I am trying to load t5-large (same for t5-small and t5-base) encoder as a feature extractor. I use the following command
from transformers import T5EncoderModel M=T5EncoderModel.from_pretrained('t5-large')
But I get warning msgs like this:
Some weights of the model checkpoint at t5-large were not used when initializing T5EncoderModel: ['decoder.block.0.layer.0.SelfAttention.q.weight', ....,'decoder.final_layer_norm.weight'] - This IS expected if you are initializing T5EncoderModel from the checkpoint of a model trained on another task or with another architecture (e.g. initializing a BertForSequenceClassification model from a BertForPreTraining model). - This IS NOT expected if you are initializing T5EncoderModel from the checkpoint of a model that you expect to be exactly identical (initializing a BertForSequenceClassification model from a BertForSequenceClassification model). Some weights of T5EncoderModel were not initialized from the model checkpoint at t5-large and are newly initialized: ['encoder.embed_tokens.weight'] You should probably TRAIN this model on a down-stream task to be able to use it for predictions and inference.

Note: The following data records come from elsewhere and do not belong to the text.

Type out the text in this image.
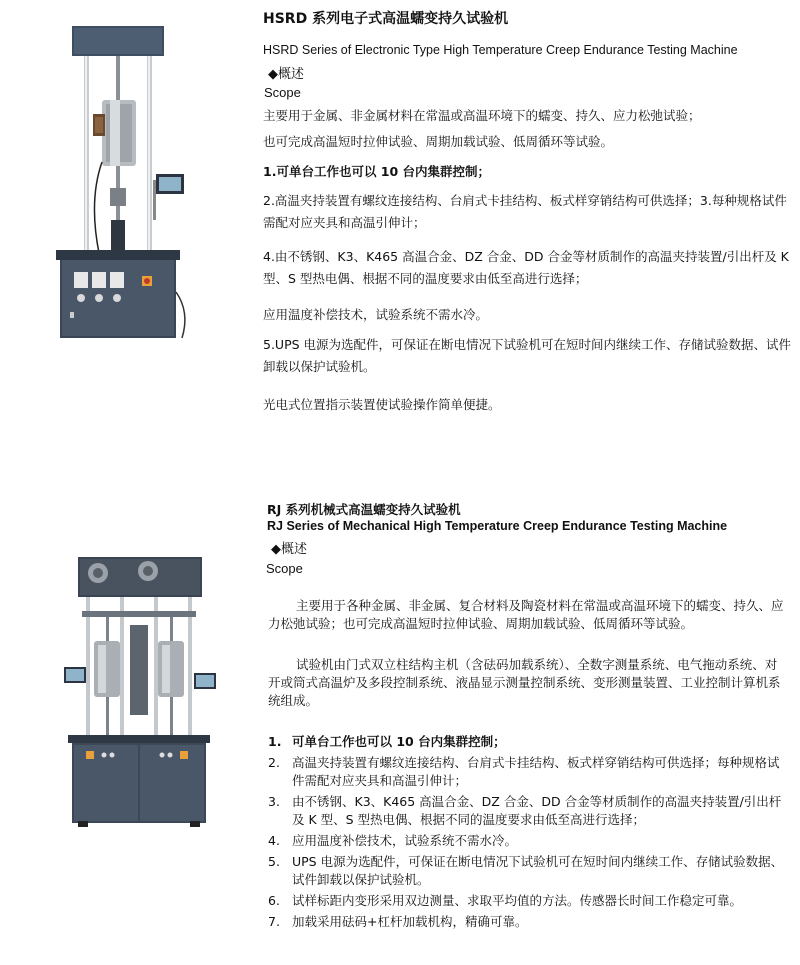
HSRD 系列电子式高温蠕变持久试验机
HSRD Series of Electronic Type High Temperature Creep Endurance Testing Machine
◆概述
Scope
主要用于金属、非金属材料在常温或高温环境下的蠕变、持久、应力松弛试验；
也可完成高温短时拉伸试验、周期加载试验、低周循环等试验。
1.可单台工作也可以 10 台内集群控制；
2.高温夹持装置有螺纹连接结构、台肩式卡挂结构、板式样穿销结构可供选择；3.每种规格试件需配对应夹具和高温引伸计；
4.由不锈钢、K3、K465 高温合金、DZ 合金、DD 合金等材质制作的高温夹持装置/引出杆及 K 型、S 型热电偶、根据不同的温度要求由低至高进行选择；
应用温度补偿技术，试验系统不需水冷。
5.UPS 电源为选配件，可保证在断电情况下试验机可在短时间内继续工作、存储试验数据、试件卸载以保护试验机。
光电式位置指示装置使试验操作简单便捷。
RJ 系列机械式高温蠕变持久试验机
RJ Series of Mechanical High Temperature Creep Endurance Testing Machine
◆概述
Scope
主要用于各种金属、非金属、复合材料及陶瓷材料在常温或高温环境下的蠕变、持久、应力松弛试验；也可完成高温短时拉伸试验、周期加载试验、低周循环等试验。
试验机由门式双立柱结构主机（含砝码加载系统）、全数字测量系统、电气拖动系统、对开或筒式高温炉及多段控制系统、液晶显示测量控制系统、变形测量装置、工业控制计算机系统组成。
1. 可单台工作也可以 10 台内集群控制；
2. 高温夹持装置有螺纹连接结构、台肩式卡挂结构、板式样穿销结构可供选择；每种规格试件需配对应夹具和高温引伸计；
3. 由不锈钢、K3、K465 高温合金、DZ 合金、DD 合金等材质制作的高温夹持装置/引出杆及 K 型、S 型热电偶、根据不同的温度要求由低至高进行选择；
4. 应用温度补偿技术，试验系统不需水冷。
5. UPS 电源为选配件，可保证在断电情况下试验机可在短时间内继续工作、存储试验数据、试件卸载以保护试验机。
6. 试样标距内变形采用双边测量、求取平均值的方法。传感器长时间工作稳定可靠。
7. 加载采用砝码+杠杆加载机构，精确可靠。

I can understand that the warning on decoder is because I only load encoder part. However, I am a bit worried about [‘encoder.embed_tokens.weight’]. Is the encoder (as it is) reliable for feature extraction?
btw, I also find that the parameter value of ‘encoder.embed_tokens.weight’ equals the look-up embedding layer, ‘shared.weight’.
torch.equal(M.state_dict()['encoder.embed_tokens.weight'], M.state_dict()['shared.weight']) == True
Anyone help me understand the issue?